CIRM's spin, however, is somewhat different than the perspective from the Pacific Research Institute.
K. Lloyd Billingsley, editorial director of the San Francisco "free market" organization, said the CIRM report is "a confession that CIRM is a bust at its original mission."
In an op-ed piece Wednesday in the San Francisco Examiner, Billingsley wrote,
"CIRM is an insiders’ club essentially accountable to no one, and its job and revenue claims remain dubious. The federal government now funds embryonic stem cell research, calling into question CIRM’s reason for existence. Adult stem cell research also continues at many institutions, delivering cures and therapies CIRM has failed to produce and remains unlikely to deliver."Folks like Billingsley are unlikely to be ever persuaded that CIRM will produce results that justify its existence. Few of them are speaking out now, but they will surface in a major way once a ballot campaign for a $3 billion to $5 billion CIRM bond measure is underway.

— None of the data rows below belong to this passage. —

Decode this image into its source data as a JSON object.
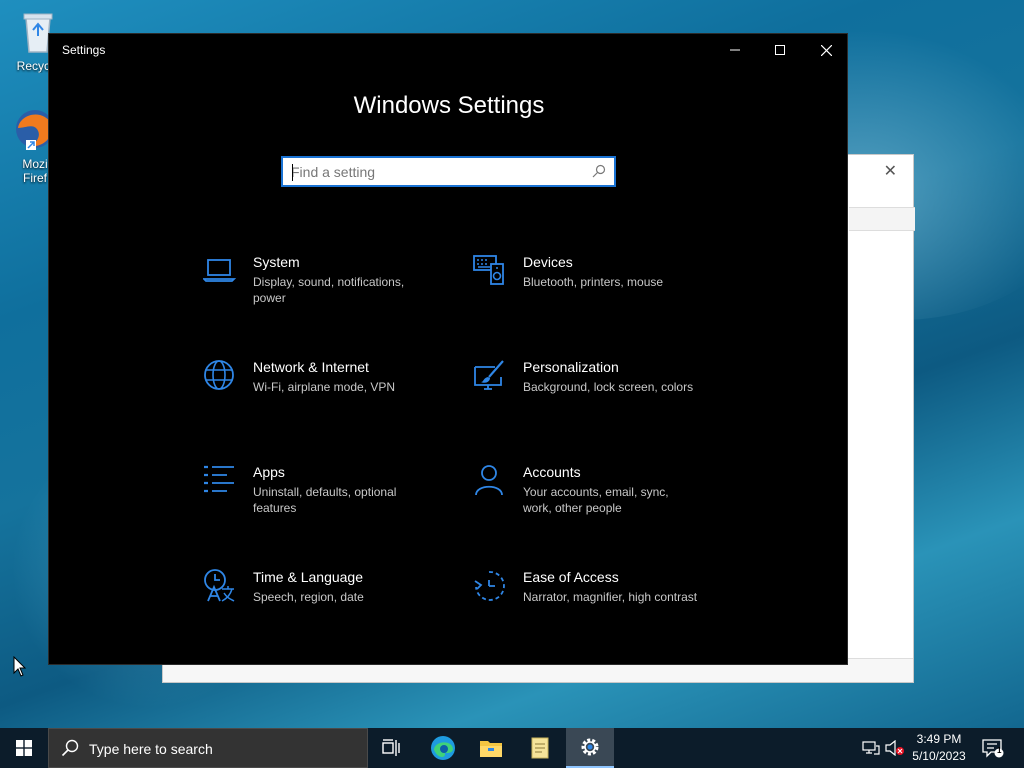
{
  "desktop": {
    "icons": [
      {
        "label": "Recycle",
        "icon": "recycle-bin-icon"
      },
      {
        "label": "Mozi",
        "label2": "Firef",
        "icon": "firefox-icon"
      }
    ]
  },
  "settings": {
    "window_title": "Settings",
    "heading": "Windows Settings",
    "search_placeholder": "Find a setting",
    "tiles": [
      {
        "name": "System",
        "desc": "Display, sound, notifications, power",
        "icon": "laptop-icon"
      },
      {
        "name": "Devices",
        "desc": "Bluetooth, printers, mouse",
        "icon": "devices-icon"
      },
      {
        "name": "Network & Internet",
        "desc": "Wi-Fi, airplane mode, VPN",
        "icon": "globe-icon"
      },
      {
        "name": "Personalization",
        "desc": "Background, lock screen, colors",
        "icon": "paintbrush-icon"
      },
      {
        "name": "Apps",
        "desc": "Uninstall, defaults, optional features",
        "icon": "apps-list-icon"
      },
      {
        "name": "Accounts",
        "desc": "Your accounts, email, sync, work, other people",
        "icon": "person-icon"
      },
      {
        "name": "Time & Language",
        "desc": "Speech, region, date",
        "icon": "time-language-icon"
      },
      {
        "name": "Ease of Access",
        "desc": "Narrator, magnifier, high contrast",
        "icon": "ease-of-access-icon"
      }
    ]
  },
  "taskbar": {
    "search_placeholder": "Type here to search",
    "apps": [
      "task-view-icon",
      "edge-icon",
      "file-explorer-icon",
      "notepad-icon",
      "settings-gear-icon"
    ],
    "clock_time": "3:49 PM",
    "clock_date": "5/10/2023",
    "notification_count": "1"
  },
  "colors": {
    "accent": "#1a73d4",
    "icon_blue": "#2f86e6",
    "taskbar": "#0c1c2a"
  }
}
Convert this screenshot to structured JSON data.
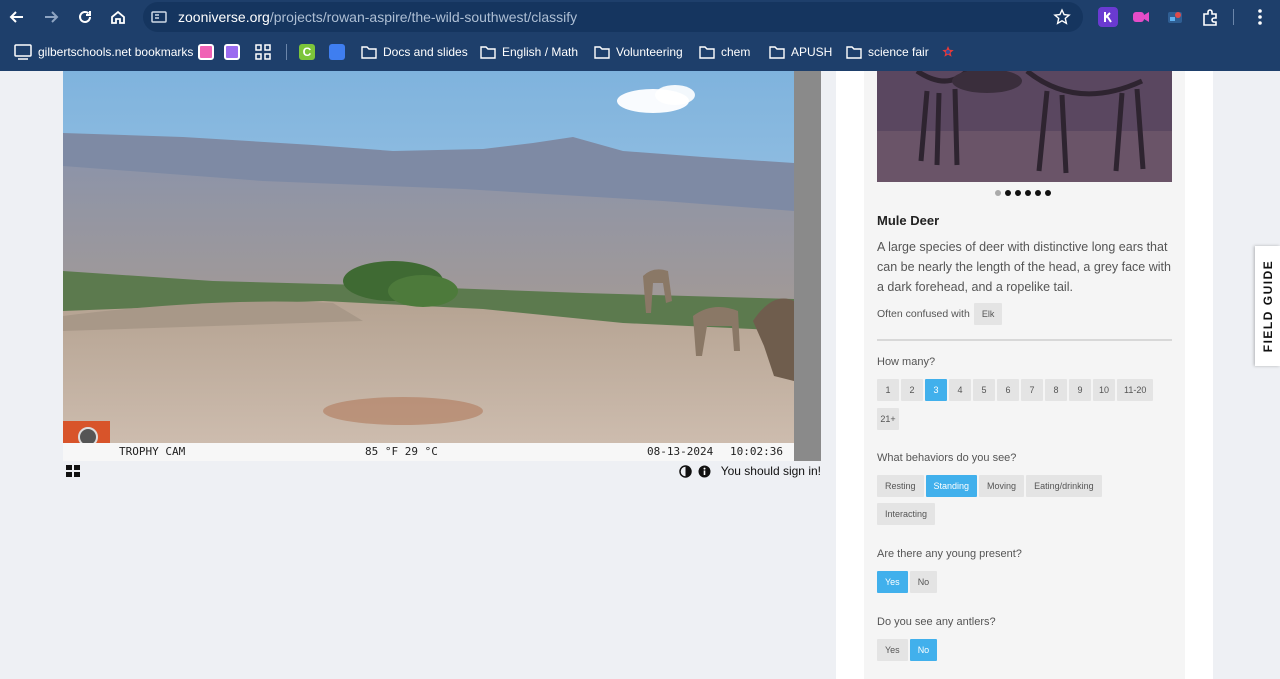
{
  "browser": {
    "url_host": "zooniverse.org",
    "url_path": "/projects/rowan-aspire/the-wild-southwest/classify",
    "bookmarks": [
      {
        "label": "gilbertschools.net bookmarks"
      },
      {
        "label": "Docs and slides"
      },
      {
        "label": "English / Math"
      },
      {
        "label": "Volunteering"
      },
      {
        "label": "chem"
      },
      {
        "label": "APUSH"
      },
      {
        "label": "science fair"
      }
    ]
  },
  "camera": {
    "brand": "Bushnell",
    "model": "TROPHY CAM",
    "temperature": "85 °F 29 °C",
    "date": "08-13-2024",
    "time": "10:02:36"
  },
  "subject_tools": {
    "sign_in_text": "You should sign in!"
  },
  "field_guide_tab": "FIELD GUIDE",
  "species": {
    "name": "Mule Deer",
    "description": "A large species of deer with distinctive long ears that can be nearly the length of the head, a grey face with a dark forehead, and a ropelike tail.",
    "confused_label": "Often confused with",
    "confused_with": "Elk"
  },
  "questions": {
    "how_many": {
      "label": "How many?",
      "options": [
        "1",
        "2",
        "3",
        "4",
        "5",
        "6",
        "7",
        "8",
        "9",
        "10",
        "11-20",
        "21+"
      ],
      "selected": "3"
    },
    "behaviors": {
      "label": "What behaviors do you see?",
      "options": [
        "Resting",
        "Standing",
        "Moving",
        "Eating/drinking",
        "Interacting"
      ],
      "selected": "Standing"
    },
    "young": {
      "label": "Are there any young present?",
      "options": [
        "Yes",
        "No"
      ],
      "selected": "Yes"
    },
    "antlers": {
      "label": "Do you see any antlers?",
      "options": [
        "Yes",
        "No"
      ],
      "selected": "No"
    }
  },
  "colors": {
    "chrome": "#1e3f6b",
    "selected_chip": "#41b0ec",
    "page_bg": "#eef0f4"
  }
}
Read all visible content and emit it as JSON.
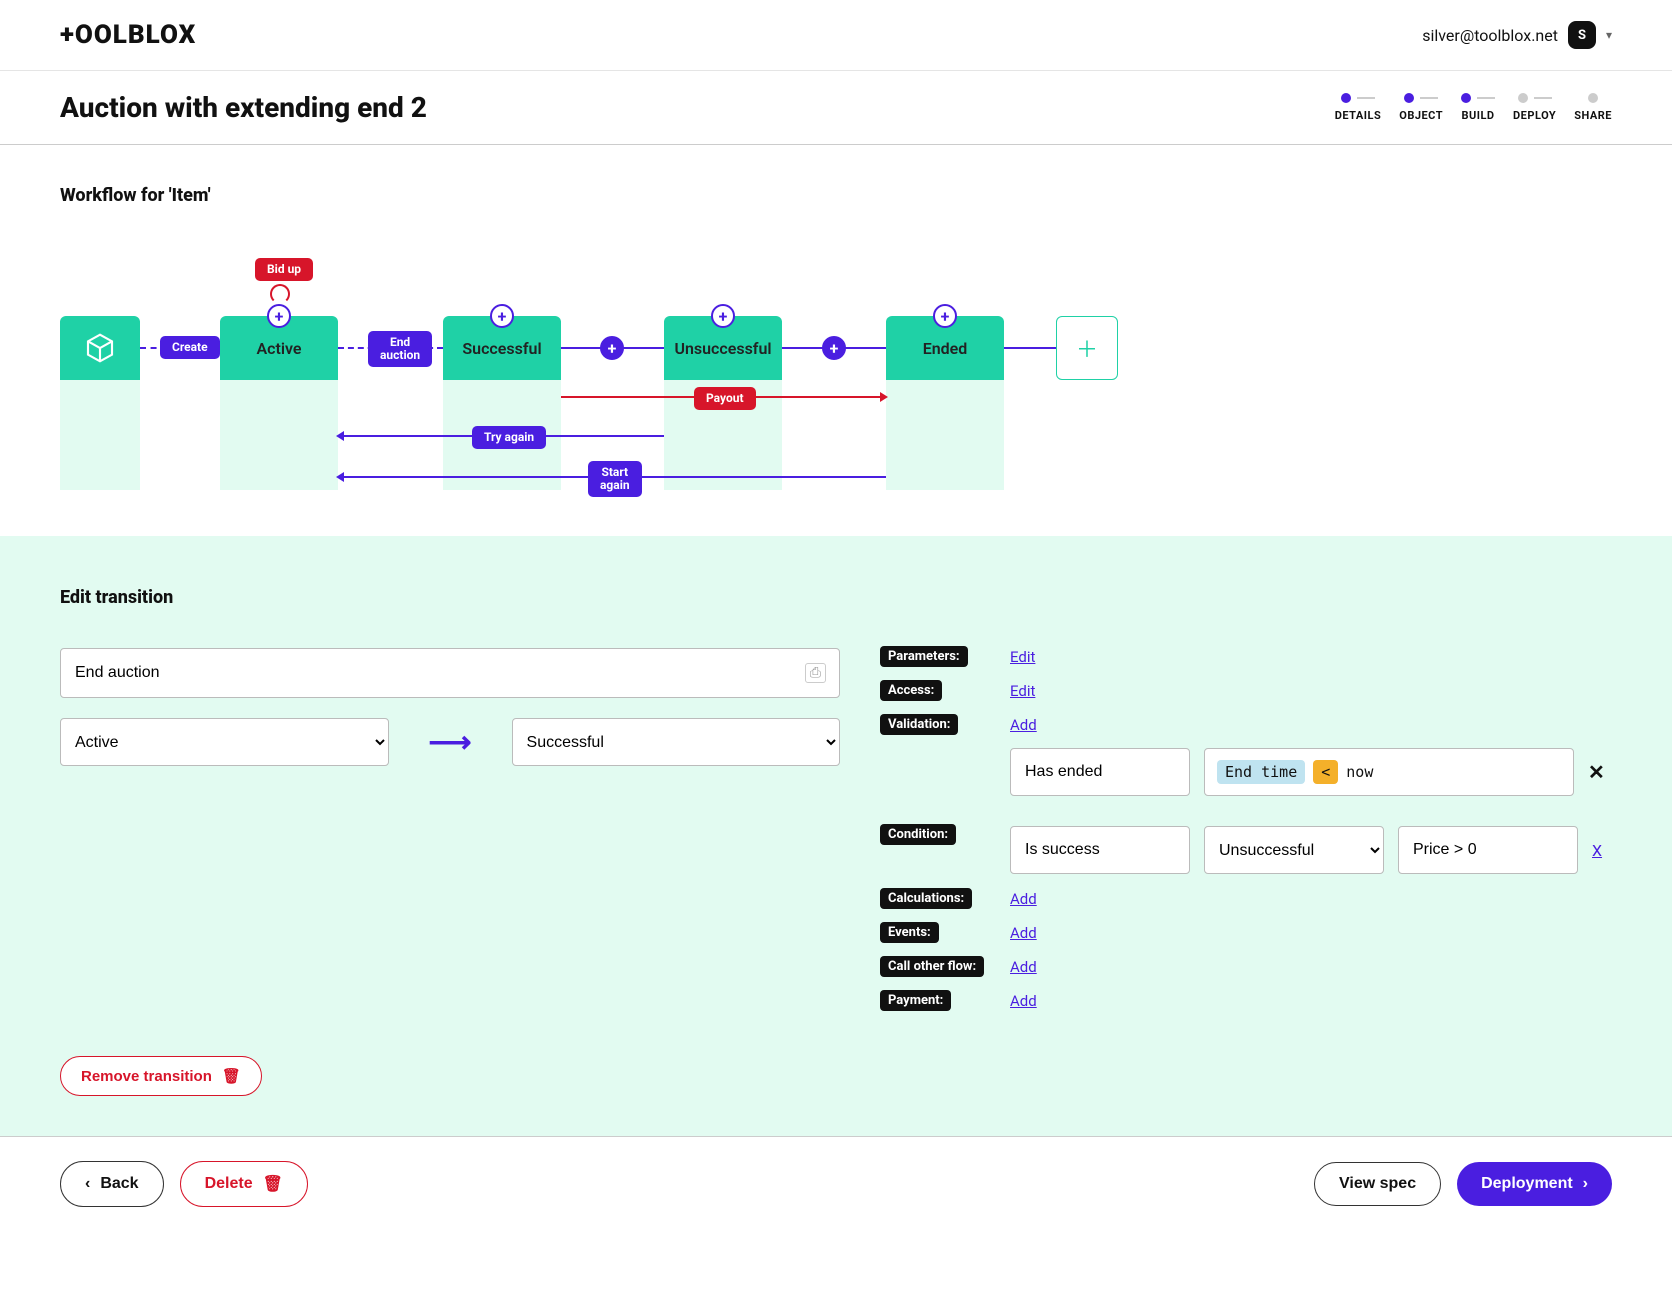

It's a "challenge," as they say, for the agency. Billingsley and his sympathizers will be not back off even if the results of a proposed Institute of Medicine study and a performance audit handily endorse CIRM. Both will be commissioned by CIRM. That means their independence will always be questioned.
To be successful with a bond issue, given California's parlous financial condition, the stem cell agency will have to generate over the next year or so a drumbeat in the news that is both largely favorable and credible. That will be no mean task.